‘They Faced Death Without Flinching’


‘They Faced Death Without Flinching’


Author of Rise Up! The Remarkable Lives of the Suffragettes, Diane Atkinson looks at the work of Scottish artist Ann Macbeth. Her remarkable tapestry (in the Museum of London) created in response to the barbaric treatment of the leading women of the suffragettes’ movement, serves as an important document in the struggle for votes for women.


Ann Macbeth’s banner, which was originally designed as a friendship quilt, hangs in the suffragette display at the Museum of London. It is one of the most important artefacts of the militant campaign for the vote. The banner records the names of 80 women who had served prison sentences for various offences between 1908 and 1910, including obstructing the police, protesting outside the House of Commons, heckling at political meetings and smashing windows. Almost all of the women had been on hunger strike and ‘faced death without flinching’, as the suffragette newspaper Votes for Women declared.


The embroidered signatures mostly represent women from England, Ireland, Scotland and Wales. Two, however, are American, Alice Paul, 24, and Lucy Burns, 33, who were studying in London and met at Cannon Row police station after being arrested at a protest in Parliament Square in 1909. They had active suffragette careers before returning to the United States, taking WSPU tactics with them to invigorate the campaigns in America where women were still unenfranchised.


The names of two of the founders of the militant movement, Mrs Emmeline Pankhurst and her daughter Christabel, along with two of the leading lights of the movement, the treasurer Mrs Emmeline Pethick-Lawrence, and the mill-girl Annie Kenney, flank the title of the ‘Women’s Social and Political Union’ which blazes across the top.

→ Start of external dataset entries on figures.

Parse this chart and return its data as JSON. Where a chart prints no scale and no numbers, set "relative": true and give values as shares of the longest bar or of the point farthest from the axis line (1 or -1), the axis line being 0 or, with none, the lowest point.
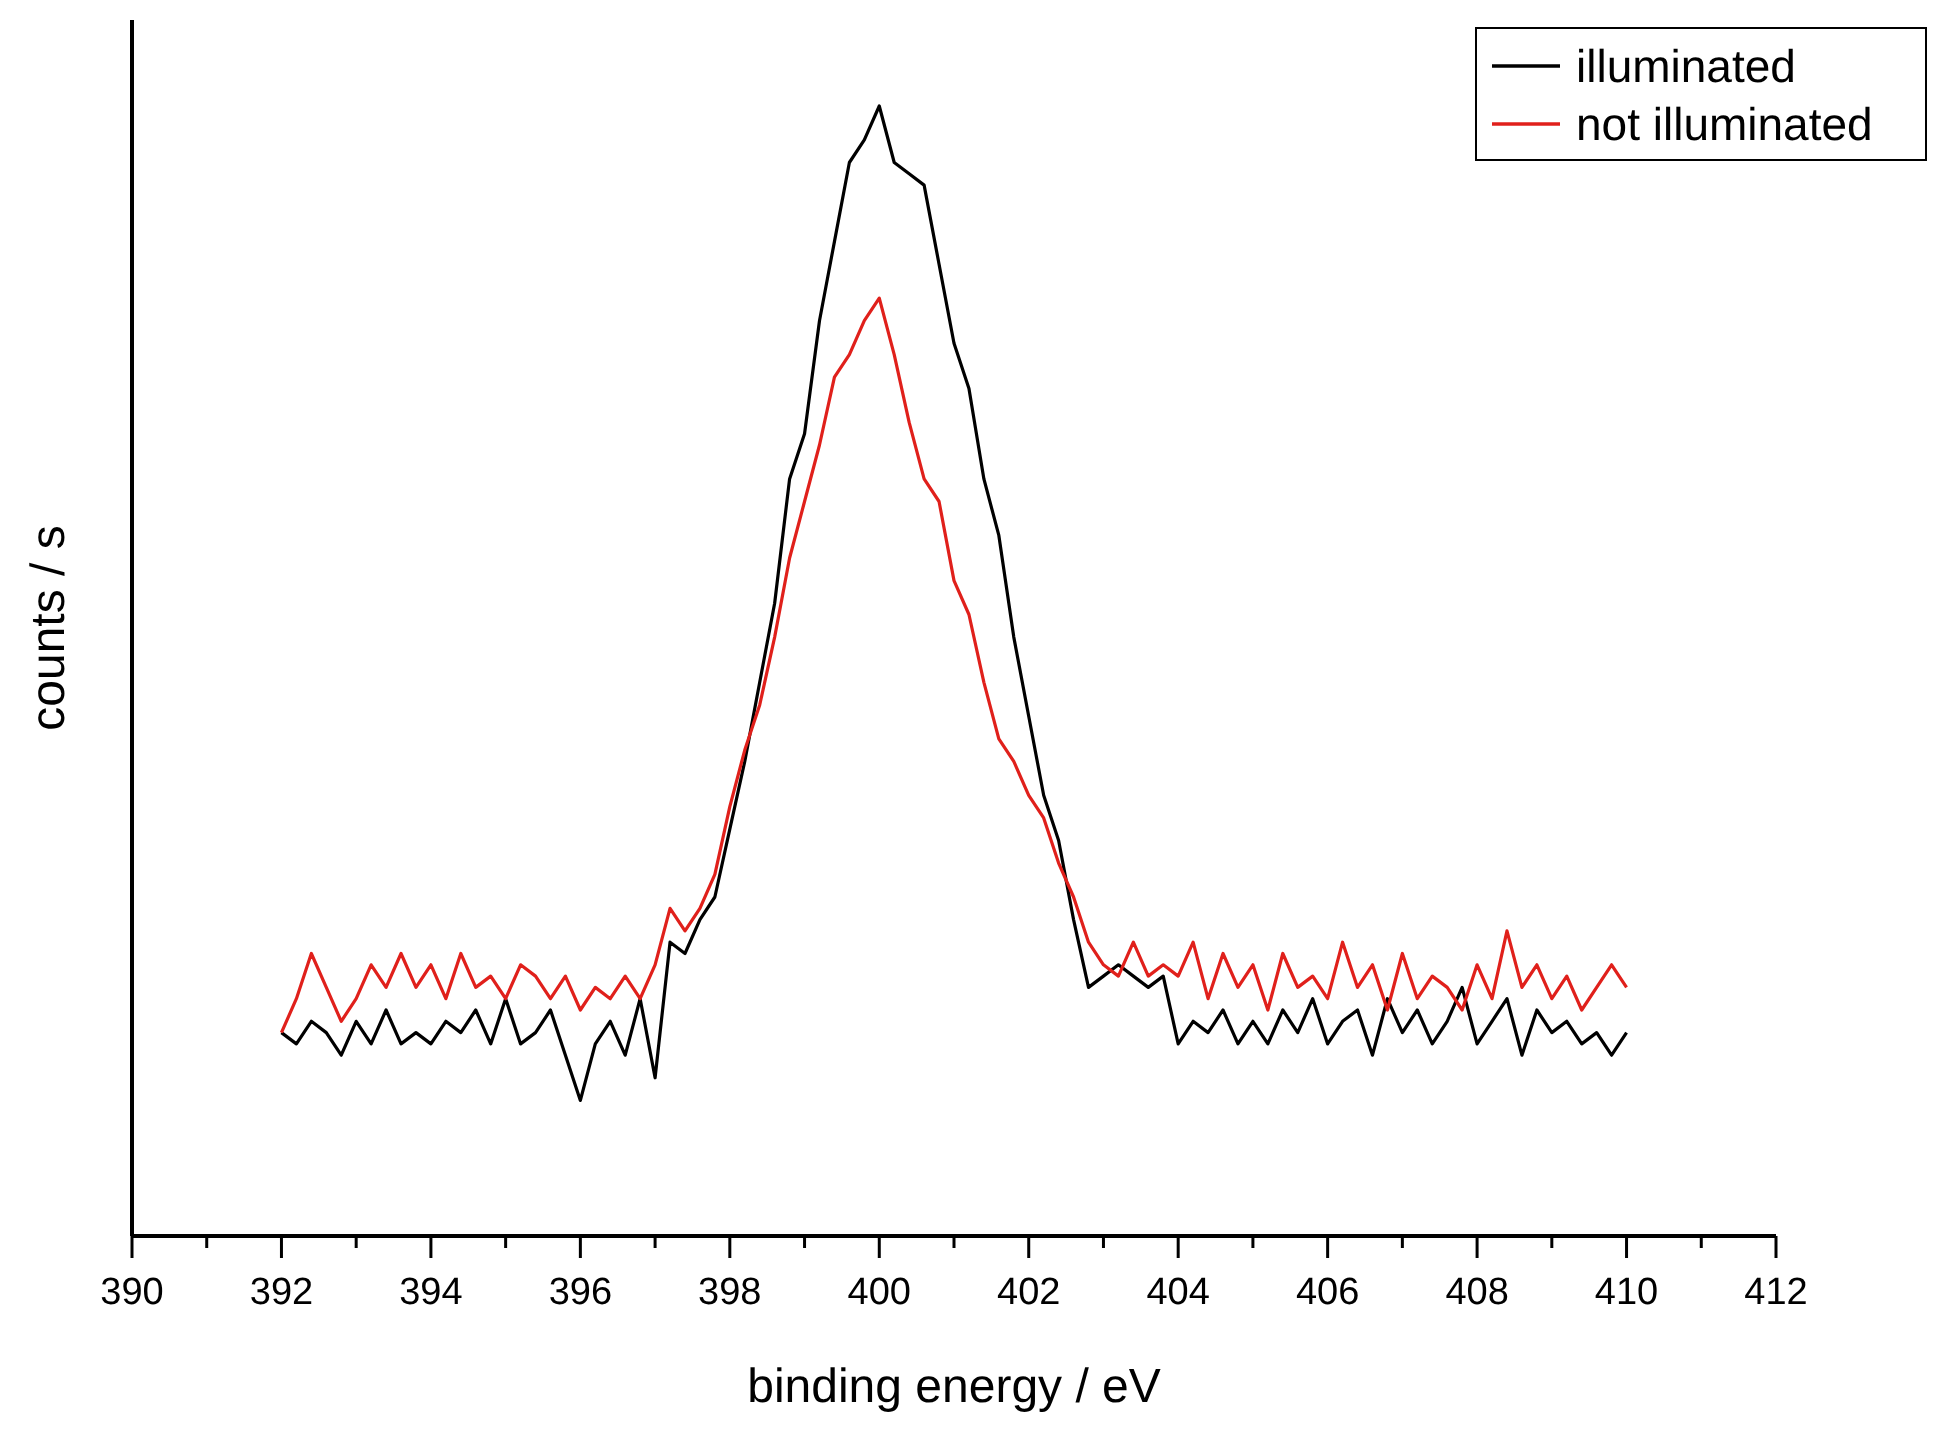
{
  "chart_data": {
    "type": "line",
    "relative": true,
    "xlabel": "binding energy / eV",
    "ylabel": "counts / s",
    "xlim": [
      390,
      412
    ],
    "xticks": [
      390,
      {
        "value": 391,
        "label": null
      },
      392,
      {
        "value": 393,
        "label": null
      },
      394,
      {
        "value": 395,
        "label": null
      },
      396,
      {
        "value": 397,
        "label": null
      },
      398,
      {
        "value": 399,
        "label": null
      },
      400,
      {
        "value": 401,
        "label": null
      },
      402,
      {
        "value": 403,
        "label": null
      },
      404,
      {
        "value": 405,
        "label": null
      },
      406,
      {
        "value": 407,
        "label": null
      },
      408,
      {
        "value": 409,
        "label": null
      },
      410,
      {
        "value": 411,
        "label": null
      },
      412
    ],
    "legend": "top right",
    "grid": false,
    "marker": "none",
    "line_style": "solid",
    "x": [
      392,
      392.2,
      392.4,
      392.6,
      392.8,
      393,
      393.2,
      393.4,
      393.6,
      393.8,
      394,
      394.2,
      394.4,
      394.6,
      394.8,
      395,
      395.2,
      395.4,
      395.6,
      395.8,
      396,
      396.2,
      396.4,
      396.6,
      396.8,
      397,
      397.2,
      397.4,
      397.6,
      397.8,
      398,
      398.2,
      398.4,
      398.6,
      398.8,
      399,
      399.2,
      399.4,
      399.6,
      399.8,
      400,
      400.2,
      400.4,
      400.6,
      400.8,
      401,
      401.2,
      401.4,
      401.6,
      401.8,
      402,
      402.2,
      402.4,
      402.6,
      402.8,
      403,
      403.2,
      403.4,
      403.6,
      403.8,
      404,
      404.2,
      404.4,
      404.6,
      404.8,
      405,
      405.2,
      405.4,
      405.6,
      405.8,
      406,
      406.2,
      406.4,
      406.6,
      406.8,
      407,
      407.2,
      407.4,
      407.6,
      407.8,
      408,
      408.2,
      408.4,
      408.6,
      408.8,
      409,
      409.2,
      409.4,
      409.6,
      409.8,
      410
    ],
    "series": [
      {
        "name": "illuminated",
        "color": "#000000",
        "values": [
          0.18,
          0.17,
          0.19,
          0.18,
          0.16,
          0.19,
          0.17,
          0.2,
          0.17,
          0.18,
          0.17,
          0.19,
          0.18,
          0.2,
          0.17,
          0.21,
          0.17,
          0.18,
          0.2,
          0.16,
          0.12,
          0.17,
          0.19,
          0.16,
          0.21,
          0.14,
          0.26,
          0.25,
          0.28,
          0.3,
          0.36,
          0.42,
          0.49,
          0.56,
          0.67,
          0.71,
          0.81,
          0.88,
          0.95,
          0.97,
          1,
          0.95,
          0.94,
          0.93,
          0.86,
          0.79,
          0.75,
          0.67,
          0.62,
          0.53,
          0.46,
          0.39,
          0.35,
          0.28,
          0.22,
          0.23,
          0.24,
          0.23,
          0.22,
          0.23,
          0.17,
          0.19,
          0.18,
          0.2,
          0.17,
          0.19,
          0.17,
          0.2,
          0.18,
          0.21,
          0.17,
          0.19,
          0.2,
          0.16,
          0.21,
          0.18,
          0.2,
          0.17,
          0.19,
          0.22,
          0.17,
          0.19,
          0.21,
          0.16,
          0.2,
          0.18,
          0.19,
          0.17,
          0.18,
          0.16,
          0.18
        ]
      },
      {
        "name": "not illuminated",
        "color": "#e0201b",
        "values": [
          0.18,
          0.21,
          0.25,
          0.22,
          0.19,
          0.21,
          0.24,
          0.22,
          0.25,
          0.22,
          0.24,
          0.21,
          0.25,
          0.22,
          0.23,
          0.21,
          0.24,
          0.23,
          0.21,
          0.23,
          0.2,
          0.22,
          0.21,
          0.23,
          0.21,
          0.24,
          0.29,
          0.27,
          0.29,
          0.32,
          0.38,
          0.43,
          0.47,
          0.53,
          0.6,
          0.65,
          0.7,
          0.76,
          0.78,
          0.81,
          0.83,
          0.78,
          0.72,
          0.67,
          0.65,
          0.58,
          0.55,
          0.49,
          0.44,
          0.42,
          0.39,
          0.37,
          0.33,
          0.3,
          0.26,
          0.24,
          0.23,
          0.26,
          0.23,
          0.24,
          0.23,
          0.26,
          0.21,
          0.25,
          0.22,
          0.24,
          0.2,
          0.25,
          0.22,
          0.23,
          0.21,
          0.26,
          0.22,
          0.24,
          0.2,
          0.25,
          0.21,
          0.23,
          0.22,
          0.2,
          0.24,
          0.21,
          0.27,
          0.22,
          0.24,
          0.21,
          0.23,
          0.2,
          0.22,
          0.24,
          0.22
        ]
      }
    ]
  }
}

The main section of the quilt consists of 80 rectangular pieces of linen which are sewn together and bordered by green and purple panels. The pieces are embroidered with the signatures of the women who had been to prison and gone on hunger strike for ‘the Cause’ in their struggle for the status of political prisoners. Many had been force-fed if they refused to eat, which involved being tied to a chair and held down by the wardresses, while liquid food was poured by the prison doctor into a funnel and rubber tube which had been inserted into the nose or down the throat.


Ann’s mother, RA Macbeth was herself a militant member of the WSPU and was sent to prison, where she went on hunger strike in 1912. She was a semi-invalid for several months after her release, writing to a colleague: ‘I am still very much less vigorous than I anticipated … after a fortnight’s solitary imprisonment with forcible feedings.’


Women from diverse backgrounds are here, too. Vera ‘Jack’ Holmes, a male impersonator and the lover of the Hon. Evelina Haverfield, was for a time Mrs Pankhurst’s chauffeur and the leading horsewoman at suffragette processions. Florence Spring, one of the five suffragette sisters, was a weaver, artistic dressmaker, woodcarver and lacemaker. Alice Hawkins of Leicester was a shoemaker and the mother of six children.


There are women of all ages, Jessie Spinks, a Londoner, was 17 when she joined in 1907, changing her name to ‘Vera Wentworth’ to spare her shop-keeping father’s embarrassment. The oldest name on the banner is that of Ellen Pitman from Bristol, who was 52 years old in 1909. Nurse Pitman was by no means the oldest woman to support the militant cause. The distinguished feminist Wolstenholme Elmy, born in 1833, was 77 years old when she walked alongside Mrs Pankhurst in a deputation to Parliament in 1910.


In the far right phalanx we see the autograph of Emily Wilding Davison. Born in 1871, she joined the WSPU in 1906 and 18 months later ‘came out’ as a suffragette, resigning her post as governess to the children of a Liberal MP and becoming a dedicated militant. By the time the quilt was made she had served four prison sentences, two in Holloway and two in Strangeways in Manchester. The first was for a month for trying to enter the House of Commons in March 1909; the second in July 1909 was for two months for protesting outside Lloyd George’s meeting in Limehouse; she was released after a five-day hunger strike. The third was served in Strangeways for obstruction outside a Liberal meeting in September 1909. Sentenced in October 1909 to a month’s hard labour at Strangeways, she went on hunger strike and was force-fed. Several more prison sentences later, on 4 June 1913 at the Derby, Emily tried to stop the King’s horse, Anmer, during the race. Her deathly dash was captured on film and made her the WSPU’s first martyr to the cause.